Yeah, I'm sending the access token returned from the Auth0.swift auth process to the Laravel backend.

All I want to do is validate that the access token passed from mobile request is valid. I'm using my "API Audience" in the API's section of Auth0 as the Audience as above, not the Client ID.

Aud is returning an array of "API Audience" as mentioned above, and 'https://...eu.auth0.com/userinfo'. azp is returning the ClientID of the Mobile application (Native Client ID in Applications in Auth).

{
  "aud": [
    "{api_audience}",
    "https://...eu.auth0.com/userinfo"
  ],
  "azp": "{native_client_id}"
}

So the PHP library can't validate the token, due to the azp being the client ID? Looking at the IdTokenVerifier->verify func in this repo, it looks like it's validating the azp against the audience set in the construct, which won't ever match in this case will it?

Does that help? I'm not sure on an easy way to get the authorize url but hopefully the decoded data helps clarify things!

joshcanhelp commented 4 years ago

So ... the problem here is that the verifier you're using is meant for OIDC-compliant ID tokens, not access tokens. That replaced the previous verifier, which could be used for both.

The access tokens we generate are JWTs (the spec does not dictate a format) and, while we generally follow the same format as ID tokens, there are some differences (this azp claim being one of them). Because our access tokens are not expected to be OIDC-compliant, they shouldn't be verified with this verifier.

Which, I realize, leaves you in a bit of a jam here. I think what we need to do is to extrapolate the checks that pertain to an access token and then add the ID token checks on top of that. I think that can be done without too much trouble or breaking changes so let me confer with my team here and make sure that makes sense.

In the meantime ... we have documentation on validating our JWT access tokens which boils down to:

  1. Check the format
  2. Check the signature
  3. Check the iss, exp, and aud claims for presence and validity
  4. Check the scopes

... and then continue along with the remainder of the effective permissions checks your API should be doing. You can do that in your API using the included JWT library along with our provided \Auth0\SDK\Helpers\JWKFetcher for the keys necessary. You can find guidance on the README for that library:

https://github.com/lcobucci/jwt/tree/3.3#validating

Again, we'll work on getting a solution into this SDK that works for this case.

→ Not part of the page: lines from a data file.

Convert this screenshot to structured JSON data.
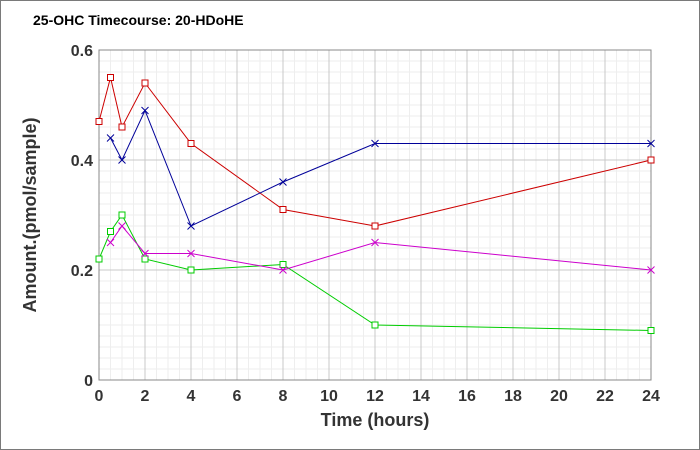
{
  "chart_data": {
    "type": "line",
    "title": "25-OHC Timecourse: 20-HDoHE",
    "xlabel": "Time (hours)",
    "ylabel": "Amount.(pmol/sample)",
    "xlim": [
      0,
      24
    ],
    "ylim": [
      0,
      0.6
    ],
    "x_ticks": [
      "0",
      "2",
      "4",
      "6",
      "8",
      "10",
      "12",
      "14",
      "16",
      "18",
      "20",
      "22",
      "24"
    ],
    "y_ticks": [
      "0",
      "0.2",
      "0.4",
      "0.6"
    ],
    "grid": true,
    "series": [
      {
        "color": "#cc0000",
        "marker": "square",
        "x": [
          0,
          0.5,
          1,
          2,
          4,
          8,
          12,
          24
        ],
        "y": [
          0.47,
          0.55,
          0.46,
          0.54,
          0.43,
          0.31,
          0.28,
          0.4
        ]
      },
      {
        "color": "#000099",
        "marker": "x",
        "x": [
          0.5,
          1,
          2,
          4,
          8,
          12,
          24
        ],
        "y": [
          0.44,
          0.4,
          0.49,
          0.28,
          0.36,
          0.43,
          0.43
        ]
      },
      {
        "color": "#00cc00",
        "marker": "square",
        "x": [
          0,
          0.5,
          1,
          2,
          4,
          8,
          12,
          24
        ],
        "y": [
          0.22,
          0.27,
          0.3,
          0.22,
          0.2,
          0.21,
          0.1,
          0.09
        ]
      },
      {
        "color": "#cc00cc",
        "marker": "x",
        "x": [
          0.5,
          1,
          2,
          4,
          8,
          12,
          24
        ],
        "y": [
          0.25,
          0.28,
          0.23,
          0.23,
          0.2,
          0.25,
          0.2
        ]
      }
    ]
  }
}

ryangittings commented 4 years ago

That’s brilliant - I’ll do that as a stop gap in development and await the SDK update, as I’d rather it be authorised within the SDK just for peace of mine! Thanks so much.

joshcanhelp commented 4 years ago

@ryangittings - This is merged and released in 7.1.0. I've got a PR submitted to update the documentation at well.

github-actions[bot] commented 2 years ago

This issue has been automatically locked since there has not been any recent activity after it was closed. Please open a new issue for related bugs.